Pfizer has announced that its COVID-19 vaccine is safe and generates a “robust” antibody response in children aged 5-11. This announcement comes days after a Food and Drug Administration (FDA) panel rejected its COVID-19 booster for people 16 and older, citing increased risk of heart inflammation (myocarditis) for young males linked to the vaccine.
“The company said its data were from a study of 2,200 children who received two doses, three weeks apart,” the Washington Times reports. “Each dose contained about 10 micrograms, or about a third of the dosage for teens and adults.”
Pfizer plans to submit their data to the FDA as soon as possible. More trials and results will be completed and submitted later this year.
“Over the past nine months, hundreds of millions of people ages 12 and older from around the world have received our COVID-19 vaccine,” Pfizer CEO Albert Bourla said. “We are eager to extend the protection afforded by the vaccine to this younger population, subject to regulatory authorization, especially as we track the spread of the delta variant and the substantial threat it poses to children.”

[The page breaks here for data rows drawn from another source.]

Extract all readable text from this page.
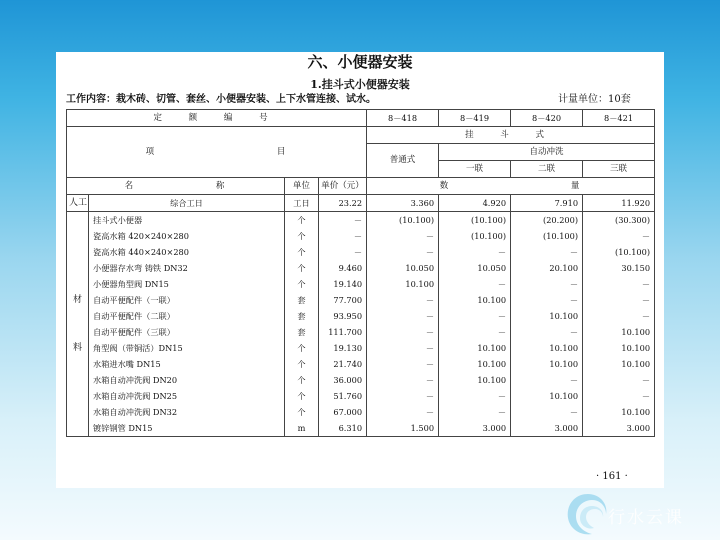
六、小便器安装
1.挂斗式小便器安装
工作内容：栽木砖、切管、套丝、小便器安装、上下水管连接、试水。	计量单位：10套
定 额 编 号				8－418	8－419	8－420	8－421
项 目				挂 斗 式			
				普通式	自动冲洗		
					一联	二联	三联
名 称		单位	单价（元）	数 量			
人工	综合工日	工日	23.22	3.360	4.920	7.910	11.920
	挂斗式小便器	个	－	(10.100)	(10.100)	(20.200)	(30.300)
	瓷高水箱 420×240×280	个	－	－	(10.100)	(10.100)	－
	瓷高水箱 440×240×280	个	－	－	－	－	(10.100)
	小便器存水弯 铸铁 DN32	个	9.460	10.050	10.050	20.100	30.150
	小便器角型阀 DN15	个	19.140	10.100	－	－	－
材	自动平便配件（一联）	套	77.700	－	10.100	－	－
	自动平便配件（二联）	套	93.950	－	－	10.100	－
	自动平便配件（三联）	套	111.700	－	－	－	10.100
料	角型阀（带铜活）DN15	个	19.130	－	10.100	10.100	10.100
	水箱进水嘴 DN15	个	21.740	－	10.100	10.100	10.100
	水箱自动冲洗阀 DN20	个	36.000	－	10.100	－	－
	水箱自动冲洗阀 DN25	个	51.760	－	－	10.100	－
	水箱自动冲洗阀 DN32	个	67.000	－	－	－	10.100
	镀锌钢管 DN15	m	6.310	1.500	3.000	3.000	3.000
· 161 ·
行水云课
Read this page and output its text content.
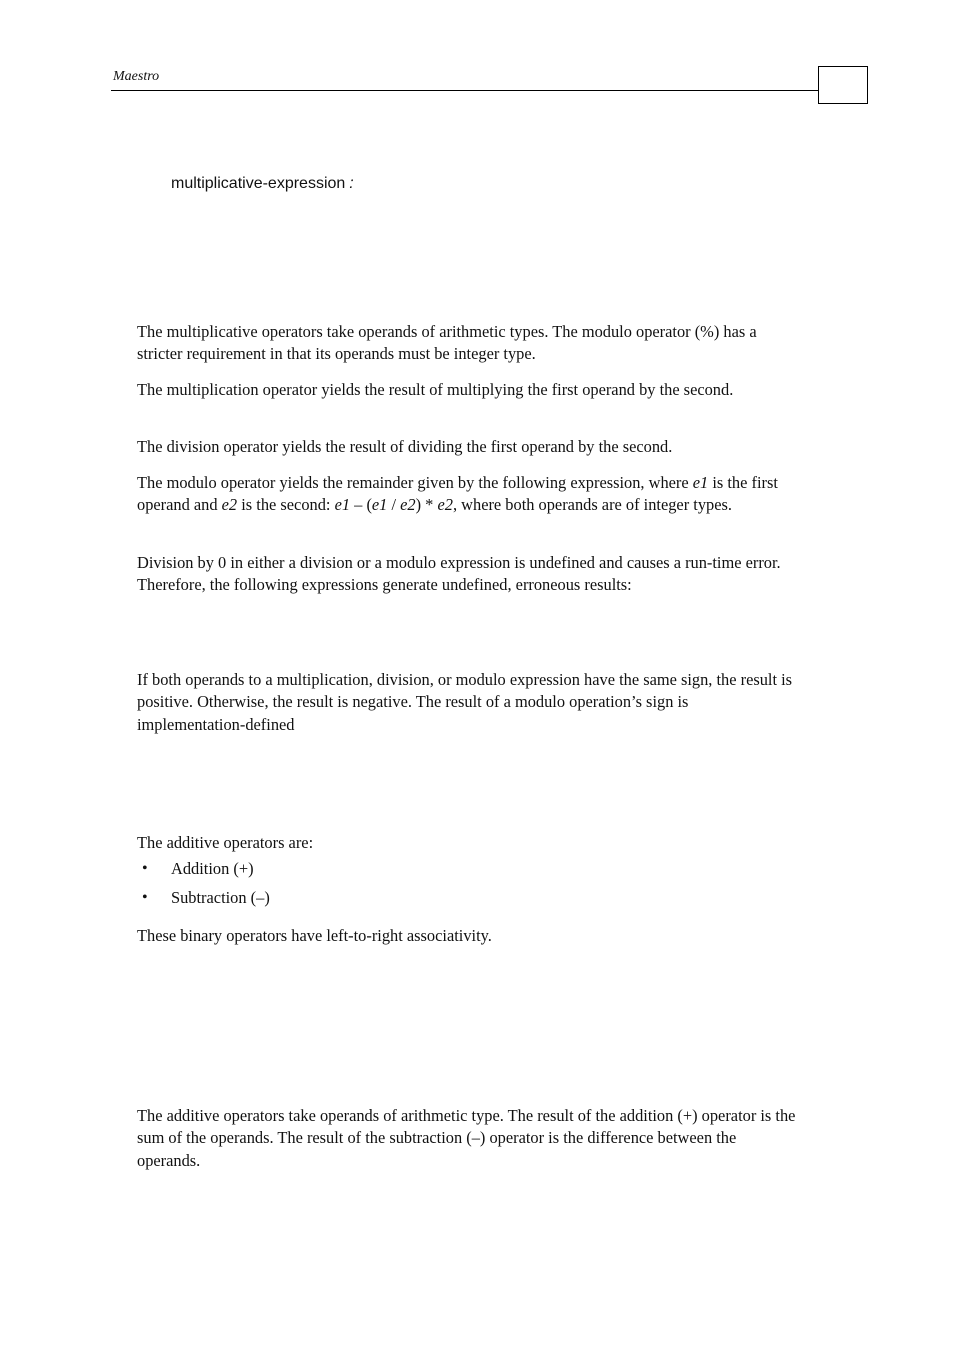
Maestro
multiplicative-expression :

The multiplicative operators take operands of arithmetic types. The modulo operator (%) has a stricter requirement in that its operands must be integer type.

The multiplication operator yields the result of multiplying the first operand by the second.

The division operator yields the result of dividing the first operand by the second.

The modulo operator yields the remainder given by the following expression, where e1 is the first operand and e2 is the second: e1 – (e1 / e2) * e2, where both operands are of integer types.

Division by 0 in either a division or a modulo expression is undefined and causes a run-time error. Therefore, the following expressions generate undefined, erroneous results:

If both operands to a multiplication, division, or modulo expression have the same sign, the result is positive. Otherwise, the result is negative. The result of a modulo operation’s sign is implementation-defined

The additive operators are:

• Addition (+)
• Subtraction (–)

These binary operators have left-to-right associativity.

The additive operators take operands of arithmetic type. The result of the addition (+) operator is the sum of the operands. The result of the subtraction (–) operator is the difference between the operands.
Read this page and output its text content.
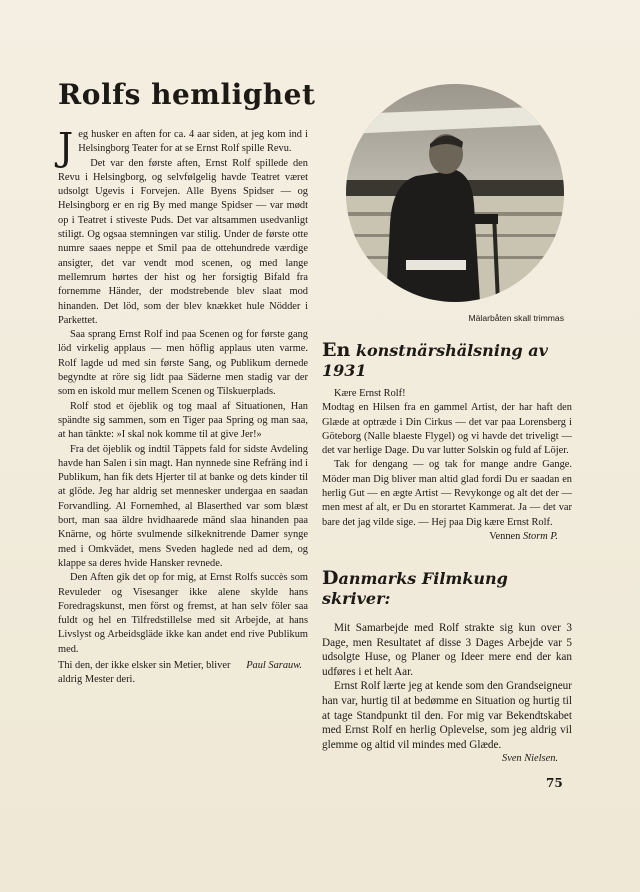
Rolfs hemlighet

Jeg husker en aften for ca. 4 aar siden, at jeg kom ind i Helsingborg Teater for at se Ernst Rolf spille Revu.

Det var den første aften, Ernst Rolf spillede den Revu i Helsingborg, og selvfølgelig havde Teatret været udsolgt Ugevis i Forvejen. Alle Byens Spidser — og Helsingborg er en rig By med mange Spidser — var mødt op i Teatret i stiveste Puds. Det var altsammen usedvanligt stiligt. Og ogsaa stemningen var stilig. Under de første otte numre saaes neppe et Smil paa de ottehundrede værdige ansigter, det var vendt mod scenen, og med lange mellemrum hørtes der hist og her forsigtig Bifald fra fornemme Händer, der modstrebende blev slaat mod hinanden. Det löd, som der blev knækket hule Nödder i Parkettet.

Saa sprang Ernst Rolf ind paa Scenen og for første gang löd virkelig applaus — men höflig applaus uten varme. Rolf lagde ud med sin første Sang, og Publikum dernede begyndte at röre sig lidt paa Säderne men stadig var der som en iskold mur mellem Scenen og Tilskuerplads.

Rolf stod et öjeblik og tog maal af Situationen, Han spändte sig sammen, som en Tiger paa Spring og man saa, at han tänkte: »I skal nok komme til at give Jer!»

Fra det öjeblik og indtil Täppets fald for sidste Avdeling havde han Salen i sin magt. Han nynnede sine Refräng ind i Publikum, han fik dets Hjerter til at banke og dets kinder til at glöde. Jeg har aldrig set mennesker undergaa en saadan Forvandling. Al Fornemhed, al Blaserthed var som blæst bort, man saa äldre hvidhaarede mänd slaa hinanden paa Knärne, og hörte svulmende silkeknitrende Damer synge med i Omkvädet, mens Sveden haglede ned ad dem, og klappe sa deres hvide Hansker revnede.

Den Aften gik det op for mig, at Ernst Rolfs succès som Revuleder og Visesanger ikke alene skylde hans Foredragskunst, men först og fremst, at han selv föler saa fuldt og hel en Tilfredstillelse med sit Arbejde, at hans Livslyst og Arbeidsglädе ikke kan andet end rive Publikum med.

Paul Sarauw.
Thi den, der ikke elsker sin Metier, bliver aldrig Mester deri.

Mälarbåten skall trimmas
En konstnärshälsning av 1931

Kære Ernst Rolf!

Modtag en Hilsen fra en gammel Artist, der har haft den Glæde at optræde i Din Cirkus — det var paa Lorensberg i Göteborg (Nalle blaeste Flygel) og vi havde det triveligt — det var herlige Dage. Du var lutter Solskin og fuld af Löjer.

Tak for dengang — og tak for mange andre Gange. Möder man Dig bliver man altid glad fordi Du er saadan en herlig Gut — en ægte Artist — Revykonge og alt det der — men mest af alt, er Du en storartet Kammerat. Ja — det var bare det jag vilde sige. — Hej paa Dig kære Ernst Rolf.

Vennen Storm P.

Danmarks Filmkung skriver:

Mit Samarbejde med Rolf strakte sig kun over 3 Dage, men Resultatet af disse 3 Dages Arbejde var 5 udsolgte Huse, og Planer og Ideer mere end der kan udføres i et helt Aar.

Ernst Rolf lærte jeg at kende som den Grandseigneur han var, hurtig til at bedømme en Situation og hurtig til at tage Standpunkt til den. For mig var Bekendtskabet med Ernst Rolf en herlig Oplevelse, som jeg aldrig vil glemme og altid vil mindes med Glæde.

Sven Nielsen.

75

However, with regards to the Pfizer vaccine, Doran Fink, M.D., deputy director of the clinical side of the FDA’s Division of Vaccines and Related Products Applications, said that “when you look at the balances of risk versus benefit, what we really start to see is risk of myocarditis being higher [than COVID-19] is males under age 40.”
But there are other issues than the risk of myocarditis. All of the COVID vaccines have been available for less than a year. While they may be overwhelmingly safe, we have no idea what the long-term impact of these vaccines may be.
With that in mind, there’s very little justification for vaccinating kids in the first place, as the CDC’s own data show that COVID is less deadly than the seasonal flu for kids ages 0-17 years.
According to recent statistics, more kids have been victims of gun violence in Chicago than have died from COVID this year.
Yet teachers’ unions have been using their influence to pressure the Biden administration to change its recommendations.
The CDC also acknowledged back in July that “multiple studies have shown that transmission within school settings is typically lower than — or at least similar to — levels of community transmission when prevention strategies are in place in schools.” Nevertheless, when the CDC said it was safe for fully vaccinated people to go maskless in most indoor settings, including schools, the teachers’ unions weren’t happy. So they lobbied the CDC to bring back the mask mandate in schools until the COVID vaccines are authorized for kids under 12, despite the data showing that kids aren’t at significant risk for COVID.
Teachers’ unions have had a lot of success exerting their influence to alter the “science” cited by the CDC to make it match what the unions wanted. Some have successfully blocked schools from reopening.
Currently, the CDC recommends universal indoor masking by students older than two years old—regardless of vaccination status. So, unless the CDC bucks the will of teachers’ unions and says vaccinated kids can go maskless, there’s no benefit to getting kids vaccinated with a vaccine we can’t possibly know the long-term effects of yet.
So, as we look at the data, there isn’t much justification for vaccinating kids against COVID in the first place. Not only are kids very resilient to COVID in the first place, but young males appear to have a higher risk of myocarditis from the vaccine. And if schools are universally requiring masks regardless of vaccination status, what’s the point?